Efficient Photocatalytic Hydrogen Production over NiS-Modified Cadmium and Manganese Sulfide Solid Solutions

In this work, new photocatalysts based on Cd(1−x)Mn(x)S sulfide solid solutions were synthesized by varying the fraction of MnS (x = 0.4, 0.6, and 0.8) and the hydrothermal treatment temperature (T = 100, 120, 140, and 160 °C). The active samples were modified with Pt and NiS co-catalysts. Characterization was performed using various methods, including XRD, XPS, HR TEM, and UV-vis spectroscopy.
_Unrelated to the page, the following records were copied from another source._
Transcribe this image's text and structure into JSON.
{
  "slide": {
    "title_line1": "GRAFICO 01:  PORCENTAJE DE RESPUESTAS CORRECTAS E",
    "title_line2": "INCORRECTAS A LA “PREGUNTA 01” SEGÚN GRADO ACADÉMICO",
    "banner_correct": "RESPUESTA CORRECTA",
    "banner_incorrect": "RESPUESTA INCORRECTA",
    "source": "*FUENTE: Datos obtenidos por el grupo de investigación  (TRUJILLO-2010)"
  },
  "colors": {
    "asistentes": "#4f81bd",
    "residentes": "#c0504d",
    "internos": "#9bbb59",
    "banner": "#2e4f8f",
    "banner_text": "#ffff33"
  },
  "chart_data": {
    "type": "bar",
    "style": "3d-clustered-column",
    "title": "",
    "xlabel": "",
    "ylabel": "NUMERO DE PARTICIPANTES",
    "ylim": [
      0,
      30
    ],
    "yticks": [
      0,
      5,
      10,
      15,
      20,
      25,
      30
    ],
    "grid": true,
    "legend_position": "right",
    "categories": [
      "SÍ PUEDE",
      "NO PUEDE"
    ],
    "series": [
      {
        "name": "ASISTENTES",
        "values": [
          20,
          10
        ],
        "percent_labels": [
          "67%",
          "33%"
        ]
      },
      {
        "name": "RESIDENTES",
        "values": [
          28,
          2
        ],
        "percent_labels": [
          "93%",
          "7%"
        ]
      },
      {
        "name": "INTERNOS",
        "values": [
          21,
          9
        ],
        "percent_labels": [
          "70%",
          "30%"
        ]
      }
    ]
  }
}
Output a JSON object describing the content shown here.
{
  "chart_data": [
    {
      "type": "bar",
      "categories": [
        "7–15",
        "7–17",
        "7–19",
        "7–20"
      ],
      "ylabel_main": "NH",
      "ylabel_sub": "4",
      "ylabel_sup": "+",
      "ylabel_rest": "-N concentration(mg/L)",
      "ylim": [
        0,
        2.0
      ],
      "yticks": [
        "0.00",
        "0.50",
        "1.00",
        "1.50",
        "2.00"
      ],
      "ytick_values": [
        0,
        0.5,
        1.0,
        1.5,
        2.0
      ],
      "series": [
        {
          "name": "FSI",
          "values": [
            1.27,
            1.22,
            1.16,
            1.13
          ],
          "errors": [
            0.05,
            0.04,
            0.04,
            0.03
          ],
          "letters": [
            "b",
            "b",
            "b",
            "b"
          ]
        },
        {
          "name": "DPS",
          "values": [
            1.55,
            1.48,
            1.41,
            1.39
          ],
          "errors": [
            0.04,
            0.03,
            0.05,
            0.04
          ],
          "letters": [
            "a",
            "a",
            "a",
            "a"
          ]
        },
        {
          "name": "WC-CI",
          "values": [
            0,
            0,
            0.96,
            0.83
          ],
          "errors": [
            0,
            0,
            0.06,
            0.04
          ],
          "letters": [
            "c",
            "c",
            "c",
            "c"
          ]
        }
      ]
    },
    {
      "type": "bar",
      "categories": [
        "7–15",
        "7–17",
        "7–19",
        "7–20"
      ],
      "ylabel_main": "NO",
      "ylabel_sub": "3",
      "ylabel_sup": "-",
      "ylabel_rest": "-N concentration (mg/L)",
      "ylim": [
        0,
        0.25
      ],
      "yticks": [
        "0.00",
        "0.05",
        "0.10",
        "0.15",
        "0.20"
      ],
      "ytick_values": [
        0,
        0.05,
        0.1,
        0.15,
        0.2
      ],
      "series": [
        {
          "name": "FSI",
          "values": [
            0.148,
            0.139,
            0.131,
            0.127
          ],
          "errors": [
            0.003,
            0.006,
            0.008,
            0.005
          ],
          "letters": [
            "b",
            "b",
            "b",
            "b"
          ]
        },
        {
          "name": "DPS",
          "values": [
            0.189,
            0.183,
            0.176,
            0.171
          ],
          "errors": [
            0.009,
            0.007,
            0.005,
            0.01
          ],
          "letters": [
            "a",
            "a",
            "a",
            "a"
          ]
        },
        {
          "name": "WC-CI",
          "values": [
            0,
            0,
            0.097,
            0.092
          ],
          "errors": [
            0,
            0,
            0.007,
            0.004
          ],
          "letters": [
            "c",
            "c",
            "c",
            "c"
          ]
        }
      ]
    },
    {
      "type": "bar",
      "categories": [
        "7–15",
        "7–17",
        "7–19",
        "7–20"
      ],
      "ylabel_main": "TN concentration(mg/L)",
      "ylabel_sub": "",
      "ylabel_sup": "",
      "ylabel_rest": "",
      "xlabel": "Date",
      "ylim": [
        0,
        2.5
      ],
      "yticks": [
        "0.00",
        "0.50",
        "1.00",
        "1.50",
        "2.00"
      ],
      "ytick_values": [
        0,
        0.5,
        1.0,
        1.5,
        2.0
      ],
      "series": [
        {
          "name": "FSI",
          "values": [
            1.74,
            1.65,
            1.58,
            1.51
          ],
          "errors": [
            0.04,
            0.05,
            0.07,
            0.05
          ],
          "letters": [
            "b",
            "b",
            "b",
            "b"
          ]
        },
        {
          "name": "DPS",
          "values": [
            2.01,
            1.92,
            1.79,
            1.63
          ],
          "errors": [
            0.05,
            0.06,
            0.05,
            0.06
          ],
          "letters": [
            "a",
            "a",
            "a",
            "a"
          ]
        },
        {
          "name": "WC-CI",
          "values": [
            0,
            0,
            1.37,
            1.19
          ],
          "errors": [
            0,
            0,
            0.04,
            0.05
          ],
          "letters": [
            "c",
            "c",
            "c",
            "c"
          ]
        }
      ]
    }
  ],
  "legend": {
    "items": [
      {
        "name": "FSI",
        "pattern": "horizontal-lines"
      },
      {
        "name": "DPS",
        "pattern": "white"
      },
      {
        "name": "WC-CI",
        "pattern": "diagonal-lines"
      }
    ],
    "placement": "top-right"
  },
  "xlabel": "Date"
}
The photocatalytic activity was tested in hydrogen evolution from aqueous solutions of Na(2)S/Na(2)SO(3) and glucose under visible light (425 nm). When studying the process of hydrogen evolution using an equimolar mixture of Na(2)S/Na(2)SO(3) as a sacrificial agent, the photocatalysts Cd(0.5)Mn(0.5)S/Mn(OH)(2) (T = 120 °C) and Cd(0.4)Mn(0.6)S (T = 160 °C) demonstrated the highest activity among the non-modified solid solutions. The deposition of NiS co-catalyst led to a significant increase in activity. The best activity in the case of the modified samples was shown by 0.5 wt.% NiS/Cd(0.5)Mn(0.5)S (T = 120 °C) at the extraordinary level of 34.2 mmol g(−1) h(−1) (AQE 14.4%) for the Na(2)S/Na(2)SO(3) solution and 4.6 mmol g(−1) h(−1) (AQE 2.9%) for the glucose solution. The nickel-containing samples possessed a high stability in solutions of both sodium sulfide/sulfite and glucose. Thus, nickel sulfide is considered an alternative to depositing precious metals, which is attractive from an economic point of view. It worth noting that the process of photocatalytic hydrogen evolution from sugar solutions by adding samples based on Cd(1−x)Mn(x)S has not been studied before.